A circuit between two brain regions appears to play a big role in binge drinking. New research with mice suggests manipulating the circuit could be a target for treatment.
The two brain areas—the extended amygdala and the ventral tegmental area—have been implicated in alcohol binge drinking in the past. However, this is the first time that the two areas have been identified as a functional circuit, connected by long projection neurons that produce a substance called corticotropin releasing factor, or CRF for short.
“The puzzle is starting to come together, and is telling us more than we ever knew about before,” says Todd Thiele of UNC-Chapel Hill, whose work appears in the journal Biological Psychiatry. “We now know that two brain regions that modulate stress and reward are part of a functional circuit that controls binge drinking and adds to the idea that manipulating the CRF system is an avenue for treating it.”
The extended amygdala has long been known to respond to psychological stress and anxiety.
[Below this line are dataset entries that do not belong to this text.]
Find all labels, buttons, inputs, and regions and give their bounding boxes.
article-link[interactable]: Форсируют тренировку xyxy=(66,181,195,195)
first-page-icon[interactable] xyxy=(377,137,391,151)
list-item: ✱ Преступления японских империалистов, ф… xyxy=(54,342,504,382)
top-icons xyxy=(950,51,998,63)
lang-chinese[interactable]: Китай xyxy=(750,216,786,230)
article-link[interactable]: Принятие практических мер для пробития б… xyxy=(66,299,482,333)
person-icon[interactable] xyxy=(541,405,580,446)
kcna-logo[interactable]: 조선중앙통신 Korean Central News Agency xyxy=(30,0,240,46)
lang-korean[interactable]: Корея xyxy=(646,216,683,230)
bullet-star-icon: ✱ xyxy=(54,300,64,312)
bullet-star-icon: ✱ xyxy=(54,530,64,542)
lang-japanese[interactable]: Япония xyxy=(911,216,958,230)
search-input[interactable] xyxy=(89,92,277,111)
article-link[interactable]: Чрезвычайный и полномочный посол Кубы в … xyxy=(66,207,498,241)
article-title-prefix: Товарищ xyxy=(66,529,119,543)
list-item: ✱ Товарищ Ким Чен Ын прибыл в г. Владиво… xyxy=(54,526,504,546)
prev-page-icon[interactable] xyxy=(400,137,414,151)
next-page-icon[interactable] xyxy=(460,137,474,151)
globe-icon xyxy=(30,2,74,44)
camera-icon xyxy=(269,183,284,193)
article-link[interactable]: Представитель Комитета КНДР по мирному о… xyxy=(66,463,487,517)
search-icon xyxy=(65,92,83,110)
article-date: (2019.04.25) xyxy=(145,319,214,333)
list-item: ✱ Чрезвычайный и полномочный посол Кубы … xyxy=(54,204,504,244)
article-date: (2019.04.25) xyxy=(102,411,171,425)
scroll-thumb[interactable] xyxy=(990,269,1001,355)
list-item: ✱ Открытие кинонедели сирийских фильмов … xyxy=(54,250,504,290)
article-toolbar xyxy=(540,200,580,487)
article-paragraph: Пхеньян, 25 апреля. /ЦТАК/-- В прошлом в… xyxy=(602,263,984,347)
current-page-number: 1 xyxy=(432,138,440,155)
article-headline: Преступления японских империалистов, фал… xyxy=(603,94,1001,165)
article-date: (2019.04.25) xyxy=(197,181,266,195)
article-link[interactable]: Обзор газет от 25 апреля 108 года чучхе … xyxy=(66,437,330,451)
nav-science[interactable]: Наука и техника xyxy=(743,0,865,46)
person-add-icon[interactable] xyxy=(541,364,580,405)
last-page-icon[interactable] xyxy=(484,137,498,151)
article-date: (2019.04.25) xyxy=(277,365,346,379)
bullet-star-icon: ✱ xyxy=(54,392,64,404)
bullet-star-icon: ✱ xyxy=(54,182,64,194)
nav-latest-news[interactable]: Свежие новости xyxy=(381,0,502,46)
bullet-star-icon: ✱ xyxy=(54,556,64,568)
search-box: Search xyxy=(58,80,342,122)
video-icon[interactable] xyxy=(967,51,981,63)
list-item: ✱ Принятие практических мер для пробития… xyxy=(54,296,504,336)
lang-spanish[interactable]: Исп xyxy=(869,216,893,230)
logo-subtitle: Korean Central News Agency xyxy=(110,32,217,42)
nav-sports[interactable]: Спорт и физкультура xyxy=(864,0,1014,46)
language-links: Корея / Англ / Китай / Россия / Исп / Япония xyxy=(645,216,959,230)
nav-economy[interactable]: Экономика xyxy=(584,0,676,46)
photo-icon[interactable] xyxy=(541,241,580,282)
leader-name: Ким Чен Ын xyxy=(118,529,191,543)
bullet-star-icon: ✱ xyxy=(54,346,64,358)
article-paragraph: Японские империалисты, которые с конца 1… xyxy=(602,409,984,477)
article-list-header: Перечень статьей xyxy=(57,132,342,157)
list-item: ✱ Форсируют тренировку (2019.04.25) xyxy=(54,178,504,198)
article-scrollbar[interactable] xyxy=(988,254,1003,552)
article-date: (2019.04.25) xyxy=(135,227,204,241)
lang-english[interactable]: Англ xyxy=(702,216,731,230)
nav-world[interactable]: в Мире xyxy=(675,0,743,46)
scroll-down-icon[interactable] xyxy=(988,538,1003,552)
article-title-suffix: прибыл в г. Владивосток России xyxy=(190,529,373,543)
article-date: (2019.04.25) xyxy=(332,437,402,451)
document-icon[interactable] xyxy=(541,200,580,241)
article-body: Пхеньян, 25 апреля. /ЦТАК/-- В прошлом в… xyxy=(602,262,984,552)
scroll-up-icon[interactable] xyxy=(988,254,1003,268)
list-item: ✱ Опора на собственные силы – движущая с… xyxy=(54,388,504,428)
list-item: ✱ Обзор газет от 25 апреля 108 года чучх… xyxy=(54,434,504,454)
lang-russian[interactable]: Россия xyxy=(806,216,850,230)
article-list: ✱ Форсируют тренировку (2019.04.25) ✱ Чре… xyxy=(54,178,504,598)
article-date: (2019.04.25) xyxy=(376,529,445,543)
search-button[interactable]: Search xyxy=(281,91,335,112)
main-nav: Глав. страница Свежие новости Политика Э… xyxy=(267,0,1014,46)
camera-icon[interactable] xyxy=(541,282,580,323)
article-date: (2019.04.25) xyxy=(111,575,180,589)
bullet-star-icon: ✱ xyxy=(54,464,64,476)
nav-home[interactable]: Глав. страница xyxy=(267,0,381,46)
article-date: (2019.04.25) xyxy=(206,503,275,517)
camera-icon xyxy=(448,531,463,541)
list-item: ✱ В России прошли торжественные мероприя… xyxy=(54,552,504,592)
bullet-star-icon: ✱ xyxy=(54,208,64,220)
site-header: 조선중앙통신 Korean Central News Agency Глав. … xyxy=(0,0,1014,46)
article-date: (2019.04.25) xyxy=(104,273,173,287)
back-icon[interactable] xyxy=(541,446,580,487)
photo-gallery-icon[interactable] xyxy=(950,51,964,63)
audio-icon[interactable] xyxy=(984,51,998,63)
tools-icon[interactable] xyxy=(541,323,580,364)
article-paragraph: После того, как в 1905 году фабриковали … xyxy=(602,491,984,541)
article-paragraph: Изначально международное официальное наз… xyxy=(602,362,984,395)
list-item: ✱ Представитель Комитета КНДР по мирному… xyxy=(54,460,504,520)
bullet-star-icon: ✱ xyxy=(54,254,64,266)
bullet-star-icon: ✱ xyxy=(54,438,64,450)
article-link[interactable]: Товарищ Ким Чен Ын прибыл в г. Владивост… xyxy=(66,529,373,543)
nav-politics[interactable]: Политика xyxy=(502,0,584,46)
The ventral tegmental area responds to the rewarding properties of natural reinforcers, such as food, but also to drugs and alcohol.
Thiele and colleagues found that alcohol, a physiological stressor, activates the CRF neurons in the extended amygdala, which directly act on the ventral tegmental area. These observations in mice suggest that when someone drinks alcohol, CRF neurons become active in the extended amygdala and act on the ventral tegmental area to promote continued and excessive drinking, culminating in a binge.
Thiele says the findings could shed light on future pharmacological treatments to curb binge drinking and may help prevent the transition to alcohol dependence.
“It’s very important that we continue to try to identify alternative targets for treating alcohol use disorders,” Thiele says. “If you can stop somebody from binge drinking, you might prevent them from ultimately becoming alcoholics.
“We know that people who binge drink, especially in their teenage years, are much more likely to become alcoholic-dependent later in life.”
The National Institute on Alcohol Abuse and Alcoholism funded the study.